Poor Charlotte – it's a difficult time for her, what with the complete annihilation of all that is decent and good in the world: moral collapse in the Houses of Parliament; Swine Flu destined to kill more or less everyone; the International Banking System revealed to be little other than a shabby, grasping band of toffs whose greed is exceeded only by their stupidity - “Mummy, Mummy! They won’t let me have my pension!” “Well you broke the bank, Freddie. What did you expect?” - and now this...

“Oh cruel irony, why do you torment me so?”
Bill Surname, the only man she has ever loved, if only he knew it, expects her to cultivate an atmosphere of mutually matey kinship among Company X stakeholders, “Or,” he says, “it’s the stock pot for you, Charlotte, Tiddly Pom.”
“Oh my handsome Bill Surname CEO, why were you and I never Family?” she cries in the pitiless night. “Why did we never wed?”

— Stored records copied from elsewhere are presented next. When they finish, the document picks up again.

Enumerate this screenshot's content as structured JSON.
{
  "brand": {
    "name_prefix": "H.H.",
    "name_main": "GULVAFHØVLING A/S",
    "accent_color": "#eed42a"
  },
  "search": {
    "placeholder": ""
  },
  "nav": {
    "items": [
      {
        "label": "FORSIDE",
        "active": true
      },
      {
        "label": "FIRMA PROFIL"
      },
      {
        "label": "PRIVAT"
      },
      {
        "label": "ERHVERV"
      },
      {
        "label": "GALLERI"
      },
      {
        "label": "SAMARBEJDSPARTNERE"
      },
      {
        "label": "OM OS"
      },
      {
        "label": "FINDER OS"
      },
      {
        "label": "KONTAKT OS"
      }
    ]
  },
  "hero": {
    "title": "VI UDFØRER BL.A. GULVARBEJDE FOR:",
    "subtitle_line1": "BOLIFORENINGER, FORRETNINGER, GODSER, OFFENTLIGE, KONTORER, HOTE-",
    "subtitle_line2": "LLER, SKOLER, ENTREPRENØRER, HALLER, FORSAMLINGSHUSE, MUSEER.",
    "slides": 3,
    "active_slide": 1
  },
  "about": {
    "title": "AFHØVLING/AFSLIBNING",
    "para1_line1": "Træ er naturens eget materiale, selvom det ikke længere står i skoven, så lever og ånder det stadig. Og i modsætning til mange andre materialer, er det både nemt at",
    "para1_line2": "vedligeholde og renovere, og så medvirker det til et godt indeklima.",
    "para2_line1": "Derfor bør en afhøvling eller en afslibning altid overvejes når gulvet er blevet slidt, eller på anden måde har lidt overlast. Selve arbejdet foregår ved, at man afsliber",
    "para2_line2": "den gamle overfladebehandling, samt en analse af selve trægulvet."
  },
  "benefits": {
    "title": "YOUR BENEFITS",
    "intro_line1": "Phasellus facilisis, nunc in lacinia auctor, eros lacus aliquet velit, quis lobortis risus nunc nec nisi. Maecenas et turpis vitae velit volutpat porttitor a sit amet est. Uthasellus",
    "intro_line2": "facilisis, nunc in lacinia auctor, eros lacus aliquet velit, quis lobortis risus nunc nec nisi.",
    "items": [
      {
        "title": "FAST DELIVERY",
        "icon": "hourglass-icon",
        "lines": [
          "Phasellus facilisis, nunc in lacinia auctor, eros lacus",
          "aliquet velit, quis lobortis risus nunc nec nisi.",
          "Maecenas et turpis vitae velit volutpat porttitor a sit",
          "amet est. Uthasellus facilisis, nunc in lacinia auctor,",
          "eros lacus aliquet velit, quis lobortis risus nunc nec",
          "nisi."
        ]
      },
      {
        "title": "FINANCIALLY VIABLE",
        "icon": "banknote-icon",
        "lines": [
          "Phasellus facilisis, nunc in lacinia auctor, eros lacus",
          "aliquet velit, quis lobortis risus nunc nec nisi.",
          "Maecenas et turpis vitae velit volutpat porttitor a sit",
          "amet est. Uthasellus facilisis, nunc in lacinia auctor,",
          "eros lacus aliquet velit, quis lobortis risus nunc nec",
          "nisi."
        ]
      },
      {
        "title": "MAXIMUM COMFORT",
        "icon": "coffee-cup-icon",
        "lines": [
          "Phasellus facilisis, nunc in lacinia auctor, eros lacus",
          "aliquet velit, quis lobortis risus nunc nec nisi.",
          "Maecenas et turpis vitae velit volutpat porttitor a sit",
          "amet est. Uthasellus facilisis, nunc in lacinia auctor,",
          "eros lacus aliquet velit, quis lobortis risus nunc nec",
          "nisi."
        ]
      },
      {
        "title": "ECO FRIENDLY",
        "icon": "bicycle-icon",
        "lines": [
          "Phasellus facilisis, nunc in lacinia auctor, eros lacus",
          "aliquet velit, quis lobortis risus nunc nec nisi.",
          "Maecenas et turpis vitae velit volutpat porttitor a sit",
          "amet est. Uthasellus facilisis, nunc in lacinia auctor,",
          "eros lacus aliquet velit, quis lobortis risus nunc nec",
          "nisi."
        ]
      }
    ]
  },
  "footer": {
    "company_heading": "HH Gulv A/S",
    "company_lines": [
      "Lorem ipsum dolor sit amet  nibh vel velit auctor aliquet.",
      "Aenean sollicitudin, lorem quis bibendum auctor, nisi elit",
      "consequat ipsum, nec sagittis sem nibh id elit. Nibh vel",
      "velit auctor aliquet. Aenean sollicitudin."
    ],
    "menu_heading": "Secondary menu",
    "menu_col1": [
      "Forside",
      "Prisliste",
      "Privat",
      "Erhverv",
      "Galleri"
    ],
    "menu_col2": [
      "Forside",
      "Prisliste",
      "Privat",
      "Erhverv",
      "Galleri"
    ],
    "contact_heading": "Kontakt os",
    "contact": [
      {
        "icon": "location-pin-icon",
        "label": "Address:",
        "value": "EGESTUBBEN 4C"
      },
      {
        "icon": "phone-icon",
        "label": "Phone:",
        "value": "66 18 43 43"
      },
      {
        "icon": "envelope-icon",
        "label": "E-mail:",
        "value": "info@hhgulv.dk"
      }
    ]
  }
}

But what can poor Charlotte do?
She decides that if Family is the goal, then Baking is the road map. With the help of the Company X sisterhood (Stella and Tabs, take a bow), she knocks up a triumphant flashmob of pies, puddings and baked goods to accompany the launch of the One Big Family Project.

“What do you think, Tim?” asks Stella, later on, after the going home bell has rung and everybody has cleared off.
“Social media will never take off,” I say. “Blogging? What a load of garbage.”
“No, I mean the pies. I think this is one of mine. Rhubarb and apricot, possibly?”
“There’s too many pies and too many fingers in them,” I grumble. “Twitter, I ask you? Who cares?”
Stella sighs.
“My friend Becky says I can stick my finger in hers whenever I like.” A dreamy expression falls upon her as she proudly surveys the empty dishes around the office. “We were at it all night.”

Her phone bleeps and she gathers up her things.
“Seemed to go down very well, though,” I say.
“Tim, that’s what my friend Becky is all about,” and before I can say anything else, Stella, my eighties style yuppie witch of a team leader, is outside, skipping across the car park in the blazing afternoon heat, out towards the gate, where her good and true friend Becky is waiting with her engine running and her top off, soaking up the rays, the hopeful city of Preston shimmering behind them like a Hollywood backdrop in the golden Lancashire haze, dripping with sunshine, bursting with wholesome outdoorsy goodness, and we’ll all go together, to pick wild mountain thyme all around the blooming heather, will ye go, Lassie, go?